Les coulisses font partie du spectacle. En arrière de la scène ou sur le côté, elles se livrent facilement aux regards des spectateurs intéressés ; ces établissements ne sont pas si grands et un marketing efficace veille aux mûres réflexions et aux repentirs du public. En attendant de remonter sur scène, les garçons gardent d’ailleurs un œil sur la salle en affectant de s’adonner à des activités très absorbantes ; ils suivent un programme de variétés ou de sport à la télévision, font des mouvements de gymnastique avec des appareils compliqués, lisent les journaux ou devisent tranquillement une serviette de boxeur autour du cou. Quand l’un des serveurs vient leur glisser à l’oreille qu’ils ont été choisis, ils cochent une petite case sur un tableau avant de se diriger vers le bar d’un air parfaitement dégagé et les autres garçons se gardent poliment de commenter la transaction qui s’ébauche.
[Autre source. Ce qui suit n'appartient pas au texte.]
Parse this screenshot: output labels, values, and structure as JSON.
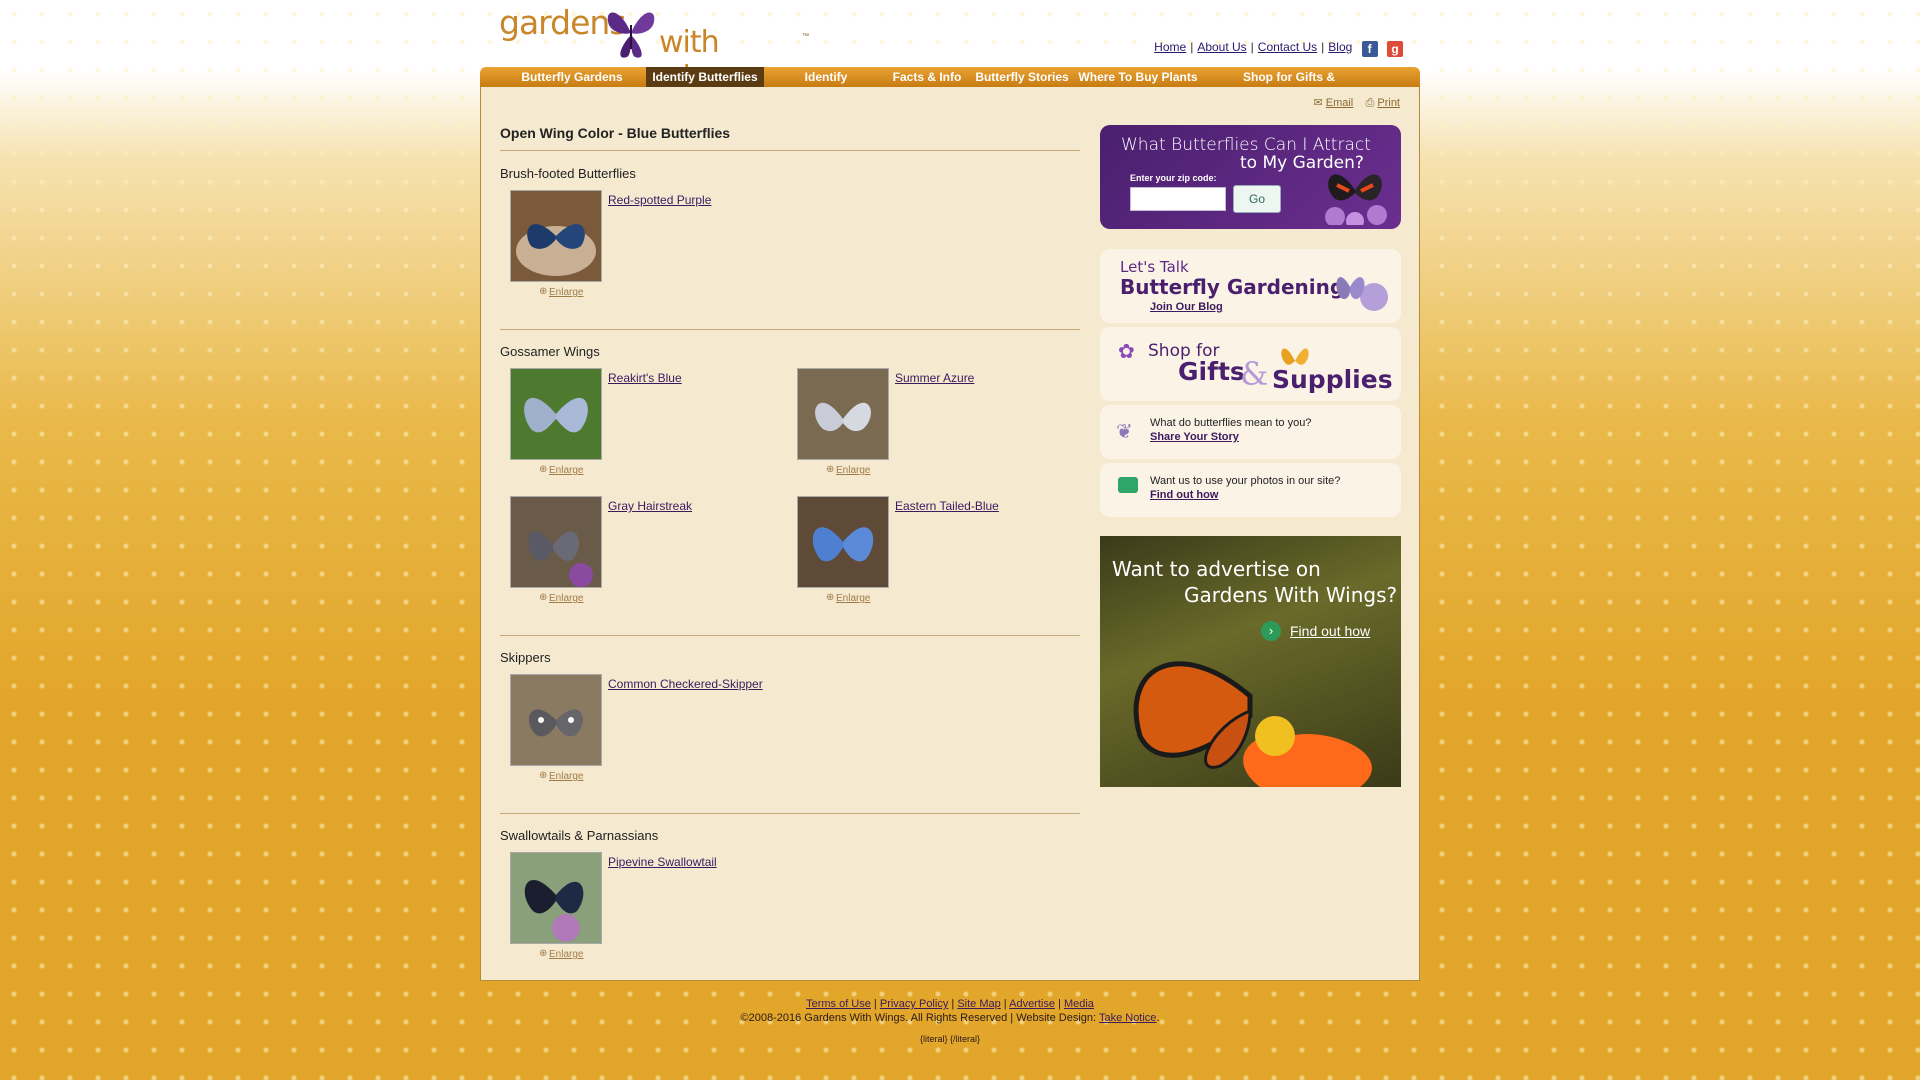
{
  "logo": {
    "part1": "gardens",
    "part2": "with wings",
    "tm": "™"
  },
  "toplinks": [
    "Home",
    "About Us",
    "Contact Us",
    "Blog"
  ],
  "nav": [
    "Butterfly Gardens",
    "Identify Butterflies",
    "Identify Caterpillars",
    "Facts & Info",
    "Butterfly Stories",
    "Where To Buy Plants",
    "Shop for Gifts & Supplies"
  ],
  "tools": {
    "email": "Email",
    "print": "Print"
  },
  "page_title": "Open Wing Color - Blue Butterflies",
  "categories": [
    {
      "name": "Brush-footed Butterflies",
      "items": [
        {
          "name": "Red-spotted Purple"
        }
      ]
    },
    {
      "name": "Gossamer Wings",
      "items": [
        {
          "name": "Reakirt's Blue"
        },
        {
          "name": "Summer Azure"
        },
        {
          "name": "Gray Hairstreak"
        },
        {
          "name": "Eastern Tailed-Blue"
        }
      ]
    },
    {
      "name": "Skippers",
      "items": [
        {
          "name": "Common Checkered-Skipper"
        }
      ]
    },
    {
      "name": "Swallowtails & Parnassians",
      "items": [
        {
          "name": "Pipevine Swallowtail"
        }
      ]
    }
  ],
  "enlarge_label": "Enlarge",
  "zipbox": {
    "title1": "What Butterflies Can I Attract",
    "title2": "to My Garden?",
    "label": "Enter your zip code:",
    "button": "Go"
  },
  "blog_box": {
    "l1": "Let's Talk",
    "l2": "Butterfly Gardening",
    "link": "Join Our Blog"
  },
  "shop_box": {
    "l1": "Shop for",
    "l2": "Gifts",
    "amp": "&",
    "l3": "Supplies"
  },
  "story_box": {
    "text": "What do butterflies mean to you?",
    "link": "Share Your Story"
  },
  "photo_box": {
    "text": "Want us to use your photos in our site?",
    "link": "Find out how"
  },
  "ad_box": {
    "l1": "Want to advertise on",
    "l2": "Gardens With Wings?",
    "link": "Find out how"
  },
  "footer": {
    "links": [
      "Terms of Use",
      "Privacy Policy",
      "Site Map",
      "Advertise",
      "Media"
    ],
    "copyright": "©2008-2016 Gardens With Wings. All Rights Reserved | Website Design:",
    "design_link": "Take Notice",
    "literal": "{literal} {/literal}"
  }
}
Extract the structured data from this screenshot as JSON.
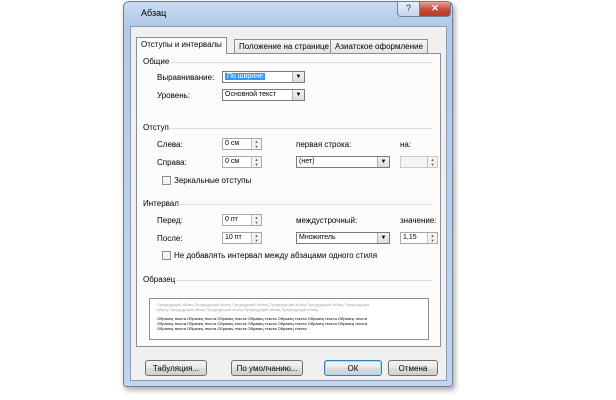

La direction relève sans doute le carnet de notes mural avant la fermeture. Une fois que la réservation a été confirmée, après une présentation qui s’éternise rarement, le garçon se rhabille prestement en coulisses, et revient ; il n’y a plus qu’à régler les consommations, la commission au club due par le client et à sortir au milieu des courbettes, des marionnettes grimaçantes qui font office de loufiats et lancent d’une voix suraiguë : Good night sire, see you again. On peut prendre deux garçons, ou même plusieurs, aucune objection puisque la réponse est toujours : I want you happy. Contrairement à une assertion généralement colportée il y a peu de ruines sexuelles occidentales parmi le public, la clientèle est en majorité locale, d’âge moyen, bien convenable et sort en bande légèrement arrosée au whisky-Coca. Les quelques naufragés à peau blanche du Spartacus font plutôt tache dans l’ensemble mais il est vrai aussi qu’on leur propose les meilleures tables.
Evidemment, j’ai lu ce qu’on a pu écrire sur le commerce des garçons d’ici et vu quantité de films et de reportages ; malgré ma méfiance à l’égard de la duplicité des médias je sais ce qu’il y a de vrai dans leurs enquêtes à sensation ; l’inconscience ou l’âpreté de la plupart des familles, la misère ambiante, le maquereautage généralisé où crapahutent la pègre et les ripoux, les montagnes de dollars que cela rapporte quand les gosses n’en retirent que des miettes, la drogue qui fait des ravages et les enchaîne, les maladies, les détails sordides de tout ce trafic. Je m’arrange avec une bonne dose de lâcheté ordinaire, je casse le marché pour étouffer mes scrupules, je me fais des romans, je mets du sentiment partout ; je n’arrête pas d’y penser mais cela ne m’empêche pas d’y retourner. Tous ces rituels de foire aux éphèbes, de marché aux esclaves m’excitent énormément. La lumière est moche, la musique tape sur les nerfs, les shows sont sinistres et on pourrait juger qu’un tel spectacle, abominable d’un point de vue moral, est aussi d’une vulgarité repoussante. Mais il me plaît au-delà du raisonnable. La profusion de garçons très attrayants, et immédiatement disponibles, me met dans un état de désir que je n’ai plus besoin de refréner ou d’occulter. L’argent et le sexe, je suis au cœur de mon système ; celui qui fonctionne enfin car je sais qu’on ne me refusera pas. Je peux évaluer, imaginer, me raconter des histoires en fonction de chaque garçon ; ils sont là pour ça et moi aussi. Je peux enfin choisir. J’ai ce que je n’ai jamais eu, j’ai le choix ; la seule chose que l’on attend de moi, sans me brusquer, sans m’imposer quoi que ce soit, c’est de choisir. Je n’ai pas d’autre compte à régler que d’aligner mes bahts, et je suis libre, absolument libre de jouer avec mon désir et de choisir. La morale occidentale, la culpabilité de toujours, la honte que je traîne volent en éclats ; et que le monde aille à sa perte, comme dirait l’autre.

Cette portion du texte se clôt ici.